Rappahannock Oyster Bar
In the market for a getaway on the half-shell
By Tom Sietsema
Wednesday, October 10, 2012
It’s noon on a Sunday and San Francisco is on my mind as I anticipate a platter of oysters and a glass of muscadet at the counter of the Rappahannock Oyster Bar in the open and light-filled Union Market in Northeast. Oysters and wine are how I always try to launch my visits to the Bay Area, and one of my favorite places to splurge on the pairing there is at the Ferry Building and Farmers Market, home to the gleaming Hog Island Oyster Co.
Travis Croxton is pleased to hear this. The owner of the oyster bar in Washington’s freshly minted food attraction near Gallaudet University says he based his seafood joint on what he, too, saw in San Francisco. And when he got a call from Richard Brandenburg, director of culinary strategy for developer Edens, to participate in Union Market, Croxton already knew the anchor he wanted Rappahannock Oyster Bar to be.
It lacks a sea breeze, but Croxton’s 20-seat bar, flanked by a communal table and patio seating, nevertheless brims with lures: live scallops, meaty chowder, lush tuna tartare ignited with lime and chili pepper, and drinks dreamed up by a former mixer at the top-drawer Columbia Room, JP Fetherston.
The cocktails don’t have names. “We let the ingredients do the talking,” explains Croxton, who co-owns the counter -- an extension of Rappahannock River Oysters in Topping, Va. -- with his cousin Ryan. The philosophy entends to the impressive crab cake, which is bound with a suggestion of mayonnaise and a dash of hot sauce. The key to the dish: “Don’t overthink it,” says Croxton.

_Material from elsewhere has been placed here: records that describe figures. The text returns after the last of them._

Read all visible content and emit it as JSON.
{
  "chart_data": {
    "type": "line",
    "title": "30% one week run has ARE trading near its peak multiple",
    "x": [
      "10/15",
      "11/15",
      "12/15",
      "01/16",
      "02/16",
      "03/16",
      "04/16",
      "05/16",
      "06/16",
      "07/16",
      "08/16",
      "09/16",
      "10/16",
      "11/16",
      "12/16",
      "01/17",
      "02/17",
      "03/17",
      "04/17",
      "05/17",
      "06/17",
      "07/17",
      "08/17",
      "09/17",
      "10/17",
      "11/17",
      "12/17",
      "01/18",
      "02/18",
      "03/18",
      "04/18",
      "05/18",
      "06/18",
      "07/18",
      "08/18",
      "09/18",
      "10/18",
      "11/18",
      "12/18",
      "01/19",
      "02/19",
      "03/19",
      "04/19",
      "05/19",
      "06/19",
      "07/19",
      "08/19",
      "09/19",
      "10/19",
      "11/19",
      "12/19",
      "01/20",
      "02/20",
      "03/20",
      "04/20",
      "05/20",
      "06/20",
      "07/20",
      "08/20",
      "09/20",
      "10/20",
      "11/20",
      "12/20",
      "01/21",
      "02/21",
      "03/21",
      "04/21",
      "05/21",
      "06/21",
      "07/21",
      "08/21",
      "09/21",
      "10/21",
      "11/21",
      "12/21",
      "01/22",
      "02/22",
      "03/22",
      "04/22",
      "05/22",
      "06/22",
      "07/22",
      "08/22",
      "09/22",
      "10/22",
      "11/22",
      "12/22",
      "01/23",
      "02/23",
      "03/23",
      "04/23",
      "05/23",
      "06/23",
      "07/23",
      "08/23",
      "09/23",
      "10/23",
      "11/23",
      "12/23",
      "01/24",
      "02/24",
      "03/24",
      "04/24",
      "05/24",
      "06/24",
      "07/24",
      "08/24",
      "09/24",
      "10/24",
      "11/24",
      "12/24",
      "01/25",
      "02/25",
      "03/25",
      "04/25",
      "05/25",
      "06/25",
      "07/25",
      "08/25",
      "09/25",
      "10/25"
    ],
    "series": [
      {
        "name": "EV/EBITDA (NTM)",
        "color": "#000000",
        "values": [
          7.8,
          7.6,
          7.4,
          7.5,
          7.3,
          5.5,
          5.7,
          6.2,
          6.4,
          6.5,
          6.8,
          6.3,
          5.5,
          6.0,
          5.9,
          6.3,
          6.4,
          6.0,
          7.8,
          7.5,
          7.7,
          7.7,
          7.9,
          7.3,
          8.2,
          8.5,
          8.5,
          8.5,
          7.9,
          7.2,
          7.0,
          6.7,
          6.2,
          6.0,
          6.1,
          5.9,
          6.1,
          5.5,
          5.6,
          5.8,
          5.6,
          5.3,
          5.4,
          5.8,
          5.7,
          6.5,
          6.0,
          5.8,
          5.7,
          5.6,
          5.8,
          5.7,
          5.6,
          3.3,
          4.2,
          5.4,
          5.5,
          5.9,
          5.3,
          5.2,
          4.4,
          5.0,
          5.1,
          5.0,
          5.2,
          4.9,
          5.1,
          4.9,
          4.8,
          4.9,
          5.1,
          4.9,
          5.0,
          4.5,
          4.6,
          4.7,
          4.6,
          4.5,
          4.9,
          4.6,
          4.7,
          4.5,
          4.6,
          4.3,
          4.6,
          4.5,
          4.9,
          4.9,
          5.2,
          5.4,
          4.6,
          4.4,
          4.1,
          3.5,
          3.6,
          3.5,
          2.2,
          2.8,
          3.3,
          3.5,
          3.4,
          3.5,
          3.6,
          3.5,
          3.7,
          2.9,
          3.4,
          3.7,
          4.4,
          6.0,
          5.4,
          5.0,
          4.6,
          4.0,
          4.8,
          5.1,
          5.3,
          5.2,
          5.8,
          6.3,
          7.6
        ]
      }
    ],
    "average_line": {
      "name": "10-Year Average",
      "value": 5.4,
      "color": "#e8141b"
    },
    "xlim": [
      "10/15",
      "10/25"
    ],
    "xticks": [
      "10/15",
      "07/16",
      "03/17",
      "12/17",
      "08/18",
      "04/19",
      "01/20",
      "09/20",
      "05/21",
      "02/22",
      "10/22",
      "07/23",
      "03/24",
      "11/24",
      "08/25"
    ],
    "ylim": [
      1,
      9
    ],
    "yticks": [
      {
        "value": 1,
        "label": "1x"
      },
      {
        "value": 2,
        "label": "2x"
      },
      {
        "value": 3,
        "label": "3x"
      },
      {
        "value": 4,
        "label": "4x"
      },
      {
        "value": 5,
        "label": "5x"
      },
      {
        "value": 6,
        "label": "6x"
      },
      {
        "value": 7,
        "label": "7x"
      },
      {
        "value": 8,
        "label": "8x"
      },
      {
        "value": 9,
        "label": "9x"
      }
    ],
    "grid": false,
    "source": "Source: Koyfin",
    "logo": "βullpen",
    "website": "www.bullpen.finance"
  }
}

Watching over the tiny open kitchen for the moment is Dylan Fultineer. A veteran of the esteemed Hungry Cat in Santa Barbara, Calif., and Blackbird in Chicago, Fultineer is helping out until he starts cooking at the soon-to-open Rappahannock, a 3,000-square-foot restaurant in Richmond and another venture by the Croxton cousins.
The regular selection of raw oysters ($2 each) includes Rappahannocks, which Travis Croxton likes for the river oyster’s buttery quality, and Old Salts, pleasing for their briny notes. Down the road, the restaurateur anticipates offering “guest oysters” from elsewhere in the country.
My plate of bivales is icy and fresh, but every oyster includes a speck of (horror!) grit. I look up and notice the shucker isn’t cleaning his knife between maneuvers. San Francisco briefly retreats until the rest of my seafood shows up.